Character classes are shorthand, and use their own rules for what they
treat as special.  Let's see what the last case will recognize:

###
>>> import re
>>> regex = re.compile("[()]+")
>>> regex.match("(()()()(((())((())())()")
<_sre.SRE_Match object at 0x81680d8>
>>> regex.match("foo")
>>>
###


And now we've just written a regular expression to recognize literal
parentheses.  *grin*



This is probably one of the main problems that you've been running into.
The reason that they're "shorthand" is because we don't need them: we can
just as easily write something like:

    (a|e|i|o|u)

instead of

    [aeiou]

Using the character class is easier to type, but you have to be aware that
its shortcut nature turns on a few more rules that will conflict with what
you already know about regular expressions.  For example, hyphens in a
character class will specify a "range" of characters:


    [a-z]     # (a|b|c|d|e|f|g|h|i|j|k|l|m|n|o|p|q|r|s|t|u|v|w|x|y|z)

And things that used to be special (like '.', '+', or '(') are treated as
literal characters in a character class.  In essense, character classes
are a shortcut to let us not have to type so much.
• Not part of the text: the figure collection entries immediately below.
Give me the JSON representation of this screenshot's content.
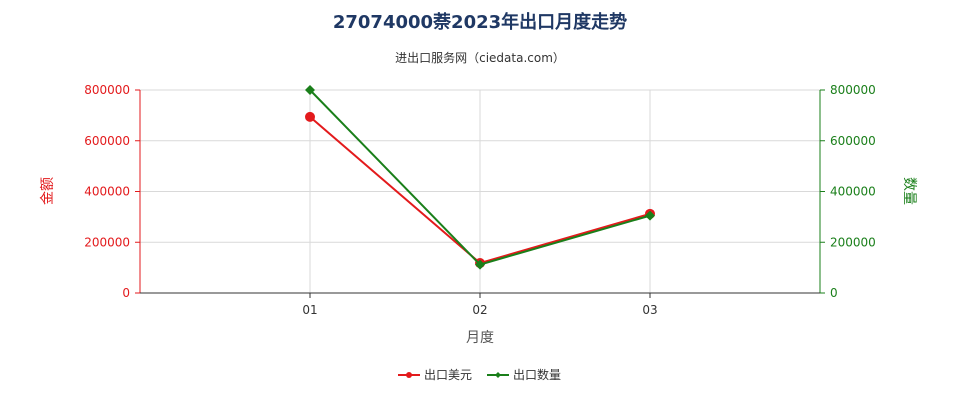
{
  "chart_data": {
    "type": "line",
    "title": "27074000萘2023年出口月度走势",
    "subtitle": "进出口服务网（ciedata.com）",
    "categories": [
      "01",
      "02",
      "03"
    ],
    "xlabel": "月度",
    "ylabel_left": "金额",
    "ylabel_right": "数量",
    "ylim": [
      0,
      800000
    ],
    "y_ticks": [
      "0",
      "200000",
      "400000",
      "600000",
      "800000"
    ],
    "series": [
      {
        "name": "出口美元",
        "axis": "left",
        "color": "#e31a1c",
        "marker": "circle",
        "values": [
          694000,
          118000,
          312000
        ]
      },
      {
        "name": "出口数量",
        "axis": "right",
        "color": "#1a7f1a",
        "marker": "diamond",
        "values": [
          800000,
          112000,
          305000
        ]
      }
    ],
    "grid": true,
    "legend": "bottom-center",
    "left_axis_color": "#e31a1c",
    "right_axis_color": "#1a7f1a"
  }
}
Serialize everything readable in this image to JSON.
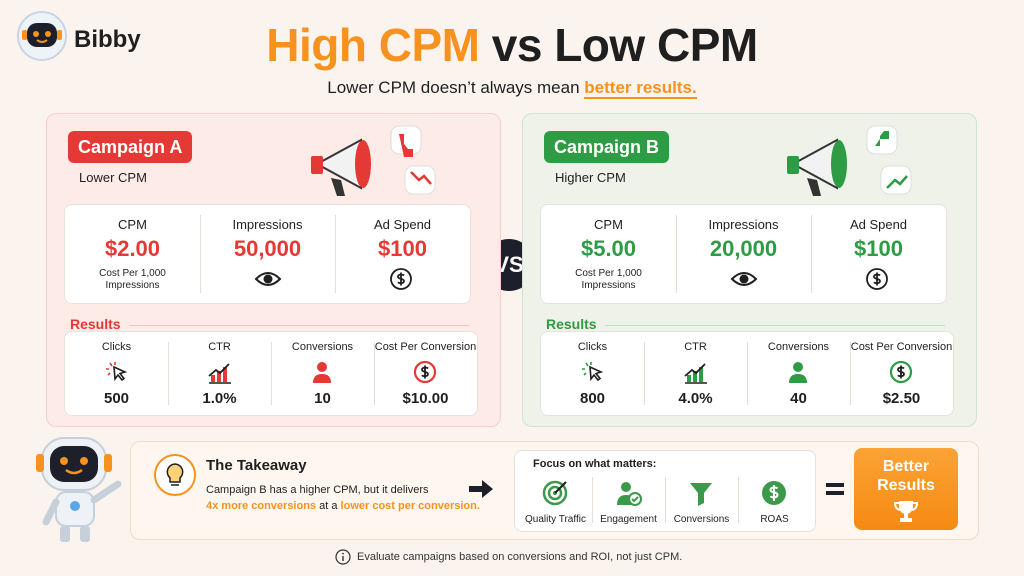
{
  "brand": {
    "name": "Bibby"
  },
  "header": {
    "title_highlight": "High CPM",
    "title_rest": "vs Low CPM",
    "subtitle": "Lower CPM doesn’t always mean",
    "subtitle_highlight": "better results."
  },
  "campaigns": [
    {
      "name": "Campaign A",
      "subtitle": "Lower CPM",
      "color": "#e53935",
      "metrics": [
        {
          "label": "CPM",
          "value": "$2.00",
          "note": "Cost Per 1,000 Impressions"
        },
        {
          "label": "Impressions",
          "value": "50,000"
        },
        {
          "label": "Ad Spend",
          "value": "$100"
        }
      ],
      "results_title": "Results",
      "results": [
        {
          "label": "Clicks",
          "value": "500"
        },
        {
          "label": "CTR",
          "value": "1.0%"
        },
        {
          "label": "Conversions",
          "value": "10"
        },
        {
          "label": "Cost Per Conversion",
          "value": "$10.00"
        }
      ]
    },
    {
      "name": "Campaign B",
      "subtitle": "Higher CPM",
      "color": "#2e9b45",
      "metrics": [
        {
          "label": "CPM",
          "value": "$5.00",
          "note": "Cost Per 1,000 Impressions"
        },
        {
          "label": "Impressions",
          "value": "20,000"
        },
        {
          "label": "Ad Spend",
          "value": "$100"
        }
      ],
      "results_title": "Results",
      "results": [
        {
          "label": "Clicks",
          "value": "800"
        },
        {
          "label": "CTR",
          "value": "4.0%"
        },
        {
          "label": "Conversions",
          "value": "40"
        },
        {
          "label": "Cost Per Conversion",
          "value": "$2.50"
        }
      ]
    }
  ],
  "vs": "VS",
  "takeaway": {
    "title": "The Takeaway",
    "line1": "Campaign B has a higher CPM, but it delivers",
    "highlight1": "4x more conversions",
    "middle": "at a",
    "highlight2": "lower cost per conversion."
  },
  "focus": {
    "title": "Focus on what matters:",
    "items": [
      "Quality Traffic",
      "Engagement",
      "Conversions",
      "ROAS"
    ]
  },
  "cta": {
    "label": "Better Results"
  },
  "footer": {
    "note": "Evaluate campaigns based on conversions and ROI, not just CPM."
  }
}
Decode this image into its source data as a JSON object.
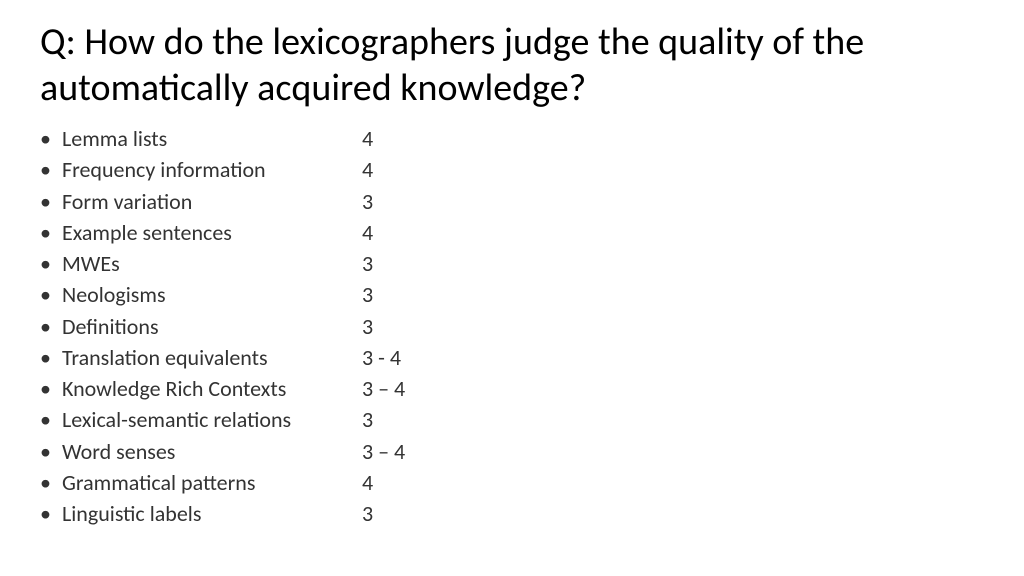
{
  "title": "Q: How do the lexicographers judge the quality of the automatically acquired knowledge?",
  "title_fontsize": 38,
  "title_color": "#000000",
  "body_fontsize": 22,
  "body_color": "#333333",
  "background_color": "#ffffff",
  "bullet_char": "•",
  "items": [
    {
      "label": "Lemma lists",
      "value": "4"
    },
    {
      "label": "Frequency information",
      "value": "4"
    },
    {
      "label": "Form variation",
      "value": "3"
    },
    {
      "label": "Example sentences",
      "value": "4"
    },
    {
      "label": "MWEs",
      "value": "3"
    },
    {
      "label": "Neologisms",
      "value": "3"
    },
    {
      "label": "Definitions",
      "value": "3"
    },
    {
      "label": "Translation equivalents",
      "value": "3 - 4"
    },
    {
      "label": "Knowledge Rich Contexts",
      "value": "3 – 4"
    },
    {
      "label": "Lexical-semantic relations",
      "value": "3"
    },
    {
      "label": "Word senses",
      "value": "3 – 4"
    },
    {
      "label": "Grammatical patterns",
      "value": "4"
    },
    {
      "label": "Linguistic labels",
      "value": "3"
    }
  ]
}
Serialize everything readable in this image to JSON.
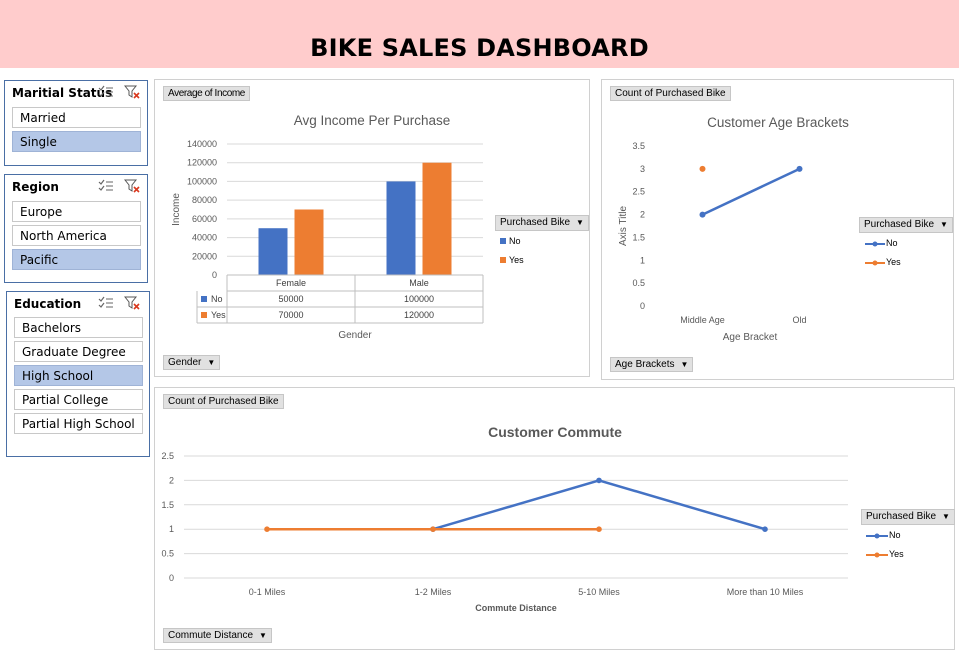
{
  "header": {
    "title": "BIKE SALES DASHBOARD"
  },
  "colors": {
    "banner": "#ffcccc",
    "no": "#4472c4",
    "yes": "#ed7d31",
    "selected": "#b4c7e7"
  },
  "slicers": {
    "marital": {
      "title": "Maritial Status",
      "items": [
        {
          "label": "Married",
          "selected": false
        },
        {
          "label": "Single",
          "selected": true
        }
      ]
    },
    "region": {
      "title": "Region",
      "items": [
        {
          "label": "Europe",
          "selected": false
        },
        {
          "label": "North America",
          "selected": false
        },
        {
          "label": "Pacific",
          "selected": true
        }
      ]
    },
    "education": {
      "title": "Education",
      "items": [
        {
          "label": "Bachelors",
          "selected": false
        },
        {
          "label": "Graduate Degree",
          "selected": false
        },
        {
          "label": "High School",
          "selected": true
        },
        {
          "label": "Partial College",
          "selected": false
        },
        {
          "label": "Partial High School",
          "selected": false
        }
      ]
    }
  },
  "charts": {
    "income": {
      "value_button": "Average of Income",
      "axis_button": "Gender",
      "legend_button": "Purchased Bike",
      "legend": [
        "No",
        "Yes"
      ],
      "table_rows": [
        {
          "label": "No",
          "values": [
            "50000",
            "100000"
          ]
        },
        {
          "label": "Yes",
          "values": [
            "70000",
            "120000"
          ]
        }
      ]
    },
    "age": {
      "value_button": "Count of Purchased Bike",
      "axis_button": "Age Brackets",
      "legend_button": "Purchased Bike",
      "legend": [
        "No",
        "Yes"
      ]
    },
    "commute": {
      "value_button": "Count of Purchased Bike",
      "axis_button": "Commute Distance",
      "legend_button": "Purchased Bike",
      "legend": [
        "No",
        "Yes"
      ]
    }
  },
  "chart_data": [
    {
      "type": "bar",
      "title": "Avg Income Per Purchase",
      "xlabel": "Gender",
      "ylabel": "Income",
      "categories": [
        "Female",
        "Male"
      ],
      "series": [
        {
          "name": "No",
          "values": [
            50000,
            100000
          ]
        },
        {
          "name": "Yes",
          "values": [
            70000,
            120000
          ]
        }
      ],
      "ylim": [
        0,
        140000
      ],
      "yticks": [
        "0",
        "20000",
        "40000",
        "60000",
        "80000",
        "100000",
        "120000",
        "140000"
      ],
      "grid": true,
      "legend": "right"
    },
    {
      "type": "line",
      "title": "Customer Age Brackets",
      "xlabel": "Age Bracket",
      "ylabel": "Axis Title",
      "categories": [
        "Middle Age",
        "Old"
      ],
      "series": [
        {
          "name": "No",
          "values": [
            2,
            3
          ]
        },
        {
          "name": "Yes",
          "values": [
            3,
            null
          ]
        }
      ],
      "ylim": [
        0,
        3.5
      ],
      "yticks": [
        "0",
        "0.5",
        "1",
        "1.5",
        "2",
        "2.5",
        "3",
        "3.5"
      ],
      "grid": false,
      "legend": "right"
    },
    {
      "type": "line",
      "title": "Customer Commute",
      "xlabel": "Commute Distance",
      "ylabel": "",
      "categories": [
        "0-1 Miles",
        "1-2 Miles",
        "5-10 Miles",
        "More than 10 Miles"
      ],
      "series": [
        {
          "name": "No",
          "values": [
            null,
            1,
            2,
            1
          ]
        },
        {
          "name": "Yes",
          "values": [
            1,
            1,
            1,
            null
          ]
        }
      ],
      "ylim": [
        0,
        2.5
      ],
      "yticks": [
        "0",
        "0.5",
        "1",
        "1.5",
        "2",
        "2.5"
      ],
      "grid": true,
      "legend": "right"
    }
  ]
}
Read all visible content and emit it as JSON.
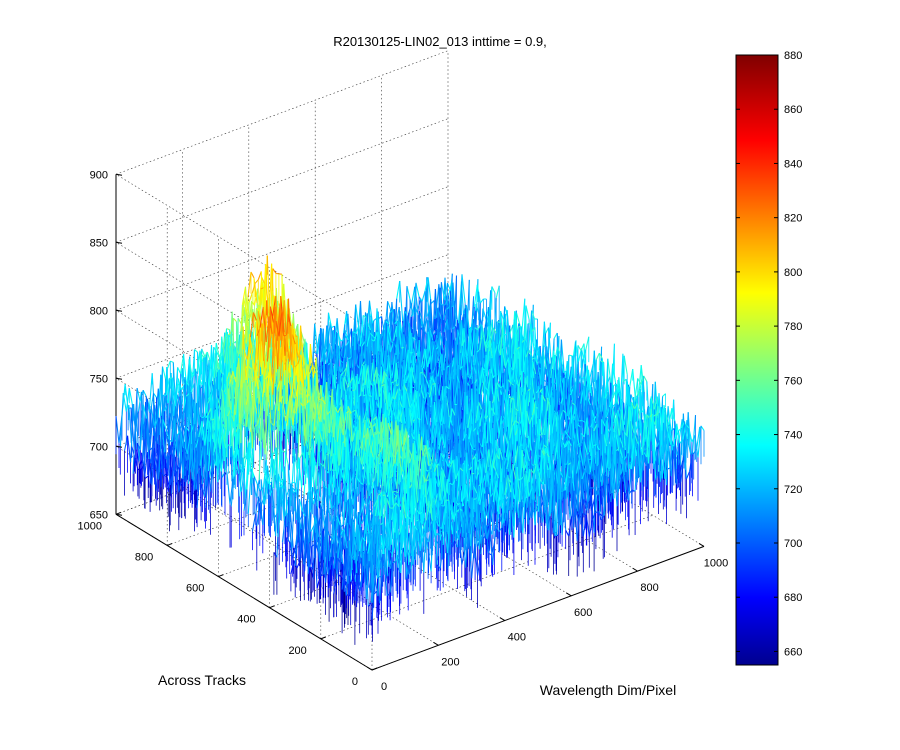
{
  "chart_data": {
    "type": "surface",
    "title": "R20130125-LIN02_013 inttime = 0.9,",
    "xlabel": "Wavelength Dim/Pixel",
    "ylabel": "Across Tracks",
    "zlabel": "",
    "x_ticks": [
      "0",
      "200",
      "400",
      "600",
      "800",
      "1000"
    ],
    "y_ticks": [
      "0",
      "200",
      "400",
      "600",
      "800",
      "1000"
    ],
    "z_ticks": [
      "650",
      "700",
      "750",
      "800",
      "850",
      "900"
    ],
    "xlim": [
      0,
      1000
    ],
    "ylim": [
      0,
      1000
    ],
    "zlim": [
      650,
      900
    ],
    "grid": true,
    "colormap": "jet",
    "colorbar": {
      "position": "right",
      "range": [
        655,
        880
      ],
      "ticks": [
        "660",
        "680",
        "700",
        "720",
        "740",
        "760",
        "780",
        "800",
        "820",
        "840",
        "860",
        "880"
      ]
    },
    "surface": {
      "x_extent": [
        0,
        1000
      ],
      "y_extent": [
        0,
        1000
      ],
      "baseline": 725,
      "features": [
        {
          "x": [
            0,
            420
          ],
          "y": [
            380,
            860
          ],
          "peak": 845
        },
        {
          "x": [
            0,
            150
          ],
          "y": [
            0,
            1000
          ],
          "level": 715
        },
        {
          "x": [
            420,
            1000
          ],
          "y": [
            700,
            1000
          ],
          "level": 720
        }
      ],
      "max_value": 855,
      "min_value": 670
    }
  }
}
> I'd like to see parenthesis work for grouping on either side of a |
> (boolean OR indicator)

Sounds ok so far.



> and inside of square brackets to allow selection of one among a group of
> items in parenthesis;

And that's the part that probably won't work the way you expect, precisely
because the parentheses themselves will be treated as one of the
characters in the character class.


To get the effect that you want, we can do is something like this:

    (
        [aeiou]
        |
        [0123456789]
    )

"Either a vowel, or a digit."


Note that trying something like:

###
regex = re.compile("[(aeiou)|(0123456789)]")
###


does NOT have the same meaning, since the parentheses themselves (as well
as the '|' symbol) end up being part of the character class.

###
>>> regex.match('|')
<_sre.SRE_Match object at 0x8125fd0>
>>> regex.match('a')
<_sre.SRE_Match object at 0x8125a58>
>>> regex.match('f')
###


If we wanted to choose either a vowel or a digit, it's probably easiest
just to say:

     [aeiou0-9]

in a single character class.




> It would make it possible to do some very nice stuff with re that's
> currently not this simple.  I think it would make re a lot more
> powerful.

Regular expressions are powerful, tremendously so.  The problem is that
they are not necessarily easy for humans to express them properly the
first time.  *grin*

Play around with them a little more, and you should get the hang of them.



Please feel free to ask more questions here on Tutor.  Good luck!